Sunday, August 27, 2017

Commentary for the week ending 8-25-17

Markets found some stability this week after several rough weeks.  Through the Friday close, the Dow rose 0.6%, the S&P gained 0.7%, and the Nasdaq was higher by 0.8%.  Bond prices did not see a lot of activity as they remained on the high side and yields on the low side.  Gold closed not far from where it started, up 0.3%.  Oil saw a lot of activity and closed down 1.3% to $47.86 per barrel.  The international Brent oil ended the week at $52.35.

Source: Google Finance

Markets were much calmer this week and the big moves we had were to the upside.  This provided some time for the wounds of the last two week to heal.

Interestingly enough, the market still looks to be trading in-line with its historical average.  This could be a problem if the trend holds as we are entering what is historically the weakest part of the year. 


The week was fairly uneventful in terms of market-moving news.  Washington continued to have an impact on the market as stocks rose on talks of possible tax reforms and fell on concerns about the approaching debt ceiling and a potential government shutdown. 

The Fed was a focus, too, as all eyes were on their annual Jackson Hole symposium Friday and Saturday.  This symposium is important because new central bank policy ideas have been announced here in the past, so investors were paying attention for anything new. 

In particular, central banks have expressed a desire to pull back on their stimulus programs, so investors were looking for any new details on policy tightening.  Investors don’t seem to think further tightening will come this year as the odds of another Fed interest rate hike stands at just 40%. 

By the conclusion of the event we learned little new.  Fed chief Janet Yellen gave a speech on the financial crisis and the regulatory reforms that were implemented as a response while avoiding discussion of current Fed policy.  The head of the European Central Bank made similar comments while suggesting they will have stimulus for longer than many expect. 

Switching gears, economic data this week was light but the data we received was disappointing.  Home sales continue to fall, but interestingly enough, home prices continue to rise.  Also, durable goods sales saw a large drop from the previous month of 6.8%, though it didn’t look that bad when you break down the individual components.

Despite the poor data this week, the economic picture looks to be improving.   We’ve talked recently about the Citi Economic Surprise Index, which tracks how economic data is faring relative to expectations. The index rises when economic data is better than economist expectations and falls on the opposite

As you can see in the chart below, the index has seen a significant improvement, which means economic data has been well above expectations.


Another sign of economic growth is the performance of “base” metals.  These metals are commonly used in commercial and industrial purposes and include metals like copper, lead, zinc, nickel, and others.  Investors see demand for these metals as a sign of economic growth since they are used to make so many things. 

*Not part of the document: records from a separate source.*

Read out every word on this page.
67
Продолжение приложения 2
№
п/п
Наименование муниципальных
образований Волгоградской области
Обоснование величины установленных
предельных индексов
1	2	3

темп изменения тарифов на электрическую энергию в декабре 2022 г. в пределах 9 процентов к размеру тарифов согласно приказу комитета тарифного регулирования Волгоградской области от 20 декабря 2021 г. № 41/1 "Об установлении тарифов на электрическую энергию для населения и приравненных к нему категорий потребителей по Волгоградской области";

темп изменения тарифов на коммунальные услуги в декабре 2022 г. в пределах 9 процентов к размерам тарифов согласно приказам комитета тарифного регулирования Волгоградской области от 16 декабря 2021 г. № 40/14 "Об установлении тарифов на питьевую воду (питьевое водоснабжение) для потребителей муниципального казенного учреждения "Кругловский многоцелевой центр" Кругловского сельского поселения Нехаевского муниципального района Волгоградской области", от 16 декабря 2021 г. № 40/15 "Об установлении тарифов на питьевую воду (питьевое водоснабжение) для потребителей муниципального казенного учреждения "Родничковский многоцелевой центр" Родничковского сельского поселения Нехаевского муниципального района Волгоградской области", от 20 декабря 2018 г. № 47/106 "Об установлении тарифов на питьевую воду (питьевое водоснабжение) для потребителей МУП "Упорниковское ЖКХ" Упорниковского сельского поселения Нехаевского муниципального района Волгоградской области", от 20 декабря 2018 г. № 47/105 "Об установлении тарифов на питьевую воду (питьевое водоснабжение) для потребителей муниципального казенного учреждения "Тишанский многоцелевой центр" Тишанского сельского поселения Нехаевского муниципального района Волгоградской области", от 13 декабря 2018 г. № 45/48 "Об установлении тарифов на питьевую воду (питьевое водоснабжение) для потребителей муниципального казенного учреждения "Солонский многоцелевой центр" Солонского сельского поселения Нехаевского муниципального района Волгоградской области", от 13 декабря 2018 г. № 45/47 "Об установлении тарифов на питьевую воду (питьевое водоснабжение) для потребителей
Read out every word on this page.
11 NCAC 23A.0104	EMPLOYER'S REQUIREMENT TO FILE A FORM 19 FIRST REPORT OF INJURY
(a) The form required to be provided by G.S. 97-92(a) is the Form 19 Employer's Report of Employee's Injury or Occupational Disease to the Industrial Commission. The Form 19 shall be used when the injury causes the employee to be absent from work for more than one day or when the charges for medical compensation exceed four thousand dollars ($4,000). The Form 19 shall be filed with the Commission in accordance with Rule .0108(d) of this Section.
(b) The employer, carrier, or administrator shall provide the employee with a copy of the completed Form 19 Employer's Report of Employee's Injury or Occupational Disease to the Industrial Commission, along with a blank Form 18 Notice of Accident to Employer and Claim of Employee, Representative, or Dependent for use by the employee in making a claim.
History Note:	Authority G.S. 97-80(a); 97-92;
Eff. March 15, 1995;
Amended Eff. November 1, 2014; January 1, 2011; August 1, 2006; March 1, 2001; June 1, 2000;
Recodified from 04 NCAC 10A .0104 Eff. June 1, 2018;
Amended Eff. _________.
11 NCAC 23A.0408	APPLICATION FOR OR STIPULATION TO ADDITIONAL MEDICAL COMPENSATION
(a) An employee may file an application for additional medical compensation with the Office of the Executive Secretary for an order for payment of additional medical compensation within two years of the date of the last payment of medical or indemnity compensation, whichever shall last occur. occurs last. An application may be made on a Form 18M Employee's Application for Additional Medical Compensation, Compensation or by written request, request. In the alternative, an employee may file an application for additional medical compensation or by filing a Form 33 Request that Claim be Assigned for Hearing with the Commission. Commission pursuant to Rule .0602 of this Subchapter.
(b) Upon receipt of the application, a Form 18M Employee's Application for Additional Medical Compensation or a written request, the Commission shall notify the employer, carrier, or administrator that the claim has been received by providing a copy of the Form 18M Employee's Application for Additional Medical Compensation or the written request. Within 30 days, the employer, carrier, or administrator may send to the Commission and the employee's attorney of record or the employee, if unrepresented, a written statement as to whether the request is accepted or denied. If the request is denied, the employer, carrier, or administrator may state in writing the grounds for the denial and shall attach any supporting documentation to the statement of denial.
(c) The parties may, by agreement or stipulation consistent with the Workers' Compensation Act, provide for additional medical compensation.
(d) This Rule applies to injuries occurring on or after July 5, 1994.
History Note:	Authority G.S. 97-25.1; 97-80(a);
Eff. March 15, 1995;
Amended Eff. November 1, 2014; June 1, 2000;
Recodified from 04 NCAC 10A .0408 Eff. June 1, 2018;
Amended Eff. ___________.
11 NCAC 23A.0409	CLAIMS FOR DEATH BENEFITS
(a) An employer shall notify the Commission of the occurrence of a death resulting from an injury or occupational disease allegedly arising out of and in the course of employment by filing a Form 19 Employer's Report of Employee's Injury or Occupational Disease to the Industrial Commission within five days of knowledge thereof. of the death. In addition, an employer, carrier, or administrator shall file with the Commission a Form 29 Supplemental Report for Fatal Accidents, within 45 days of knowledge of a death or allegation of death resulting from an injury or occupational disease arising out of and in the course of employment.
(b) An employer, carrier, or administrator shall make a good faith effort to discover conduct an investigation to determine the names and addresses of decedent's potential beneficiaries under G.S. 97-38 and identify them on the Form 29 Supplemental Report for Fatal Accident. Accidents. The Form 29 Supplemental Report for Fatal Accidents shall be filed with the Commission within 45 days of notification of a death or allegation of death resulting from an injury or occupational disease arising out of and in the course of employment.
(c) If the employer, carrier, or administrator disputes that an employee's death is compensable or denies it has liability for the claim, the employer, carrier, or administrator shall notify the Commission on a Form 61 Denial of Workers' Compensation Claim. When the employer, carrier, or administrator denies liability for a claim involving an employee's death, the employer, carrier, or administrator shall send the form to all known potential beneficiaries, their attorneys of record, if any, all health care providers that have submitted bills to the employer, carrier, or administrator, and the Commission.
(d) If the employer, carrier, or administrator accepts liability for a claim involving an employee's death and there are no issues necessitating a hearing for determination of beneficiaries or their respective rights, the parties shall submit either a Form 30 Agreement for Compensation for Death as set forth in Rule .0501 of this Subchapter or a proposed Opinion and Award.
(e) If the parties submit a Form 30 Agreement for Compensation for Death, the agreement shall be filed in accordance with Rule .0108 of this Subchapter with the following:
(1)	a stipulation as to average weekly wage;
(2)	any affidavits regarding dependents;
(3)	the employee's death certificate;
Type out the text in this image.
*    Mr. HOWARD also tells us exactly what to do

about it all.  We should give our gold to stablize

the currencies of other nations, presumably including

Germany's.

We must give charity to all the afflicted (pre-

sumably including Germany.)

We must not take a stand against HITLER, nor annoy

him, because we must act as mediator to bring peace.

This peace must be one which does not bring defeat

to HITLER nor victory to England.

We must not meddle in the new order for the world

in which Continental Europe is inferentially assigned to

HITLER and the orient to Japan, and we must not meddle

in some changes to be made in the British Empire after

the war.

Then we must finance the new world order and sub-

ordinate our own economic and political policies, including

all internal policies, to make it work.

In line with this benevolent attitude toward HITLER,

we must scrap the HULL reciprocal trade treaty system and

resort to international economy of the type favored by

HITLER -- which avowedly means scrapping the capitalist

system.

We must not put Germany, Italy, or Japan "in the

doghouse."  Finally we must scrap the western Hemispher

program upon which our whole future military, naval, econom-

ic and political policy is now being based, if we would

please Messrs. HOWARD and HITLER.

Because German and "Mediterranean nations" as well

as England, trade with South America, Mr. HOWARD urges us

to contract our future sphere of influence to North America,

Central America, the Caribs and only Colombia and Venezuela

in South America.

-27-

These base metals have been climbing over the last several months and many are trading at the highest level in several years.  The chart below shows the performance of copper, which is trading at its highest level in three years.  This is a positive development. 



Next Week

With the month ending next week, we’ll get a few important economic reports, including the monthly employment figures and data on the manufacturing sector.  We’ll also get info on personal income and spending, consumer confidence, and inventories. 


Investment Strategy

Stocks still appear to be on the cheap side on a short term basis.  We think a move higher looks more likely than a further decline.  We are cautious, though, since we are entering a historically volatile part of the year for stocks. 

As for our longer term view, our outlook is a little less rosy but still positive.  We were hoping to see some pro-business reforms being implemented in Washington – lower taxes, regulations, etc. – but the likelihood of any significant reforms has diminished.  The overall business climate is still favorable, which we think will still help the market. 

Bond prices are around the high end of the range they have been trading in (so yields are on the low end).  We believe yields will stay low and prices high for the foreseeable future, but don’t see a lot of upside potential in their prices at this time.   

As for the rest of the portfolio, bonds to protect against inflation, or TIPs, remain a good long term hedge for inflation.  Floating-rate bonds will do well if interest rates eventually do rise. 

Some municipal bonds look attractive for the right client, too.  We like buying individual, insured names for these bonds, avoiding muni index bonds if possible.  We keep a longer term focus with these investments. 

Gold is another good hedge for the portfolio.  It is only a hedge at this point – rising on geopolitical issues as a flight to safety. 

Finally, in international stocks, we see weakness around the globe and favor neither the developed or emerging markets, though they are looking cheap.


This commentary is for informational purposes and is not investment advice, an indicator of future performance, a solicitation, an offer to buy or sell, or a recommendation for any security. It should not be used as a primary basis for making investment decisions. Consider your own financial circumstances and goals carefully before investing. Past performance cannot guarantee results.